Perak Speaker R. Ganesan stands accused of holding another job besides being the Speaker of the state assembly. — Picture by Choo Choy May
IPOH, Aug 21 — Another battle is raging over Datuk R. Ganesan’s validity as the Perak Speaker, with Pakatan Rakyat leaders here claiming he should be disqualified for holding two jobs — as Speaker and as a lawyer.
Ganesan has, however, denied this and claims he had stopped his practice since his appointment during the chaotic May 7 state assembly sitting.
Former mentri besar Datuk Seri Mohammad Nizar Jamaluddin revealed today that the former Sungkai assemblyman had infringed Article 36A of the Perak Constitution by failing to relinquish his job as a lawyer within three months of his appointment.
Article 36A of the Perak Constitution stipulates: A member who is elected to be the Speaker shall be disqualified from holding such office if after three months of his election to such office or at any time thereafter he is or becomes a member of any board of directors or board of management, or an officer or employee, or engages in the affairs or business, of any organisation or body, whether corporate or otherwise, or of any commercial, industrial or other undertaking, whether or not he receives any remuneration, reward, profit or benefit from it.
Nizar also showed proof to the media: a letter from the Bar Council dated August 12, confirming that Ganesan was still in possession of a valid Sijil Annual and Practising Certificate, registered with the council and sole proprietor of legal firm Messrs Ganesan & Associates.
The letter was in reply to a query by Chan Kok Keong, legal counsel for former Speaker V. Sivakumar, seeking information on Ganesan’s status.
“The council confirmed that as of August 11, more than three months past his supposed appointment, Ganesan was still an actively practising lawyer.
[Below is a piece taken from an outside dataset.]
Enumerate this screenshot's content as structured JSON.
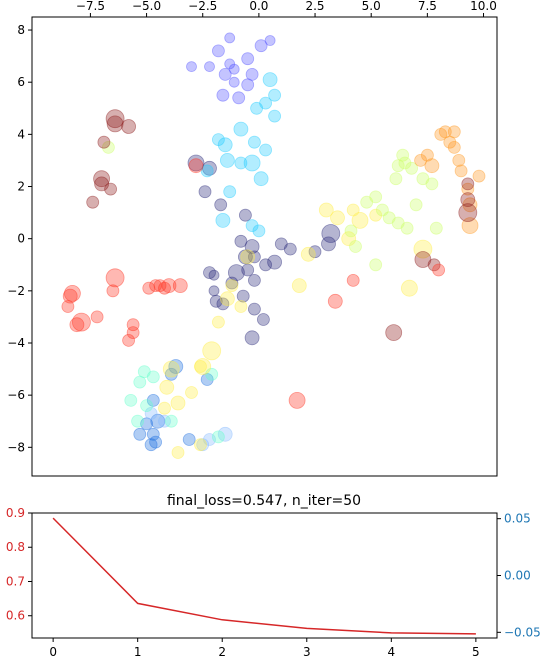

This is not allowed under the State Constitution.
“In view of this, Ganesan should be disqualified and should stop receiving any form of remuneration from the state government,” said Nizar.
He added that when PR was in government, he, all his executive councillors and Speaker V. Sivakumar had resigned from their day jobs for holding government office was a full-time responsibility.
“I had to deregister myself as a professional engineer. All of us resigned and concentrated on administrating the government. This is common knowledge,” he said.
He reiterated however that by calling for Ganesan to be disqualified, it did not mean that that PR recognised the latter’s appointment.
“It only further affirms that Sivakumar had always been the rightful Speaker because Ganesan’s appointment was illegal,” he said.
Meanwhile, Ganesan has countered the accusation and fired another salvo of his own.
Shortly after the press conference, he showed proof to the media in the form of another letter from the Bar Council, dated August 20, which stated that he had ceased to be a solicitor as of August 6, just before the three-month deadline.
Ironically, the letter was signed by the same person as the one addressed to Chan on August 12.
“I have already resigned. And anyway, my practice stopped in May. Notifying the council is only a formality,” he said when contacted.
When informed of Ganesan’s letter, former senior executive councillor Datuk Ngeh Koo Ham was unfazed.
“I challenge Ganesan to show us the exact date that he had resigned as a lawyer. Let him answer to that,” he said.
It is learned that Ganesan had last week been served with an affidavit from Sivakumar, stating that he should be disqualified as the Speaker by virtue of him still holding office as a legal practitioner.
Certain quarters believe that Ganesan may have only applied for his resignation upon receiving the affidavit.
Earlier when he was asked for the exact date of his resignation, Ganesan said he could not remember as the matter had been handled by his lawyers.
“I am very busy right now so I hope you understand,” he said, when asked if he could clarify the matter immediately with his lawyers.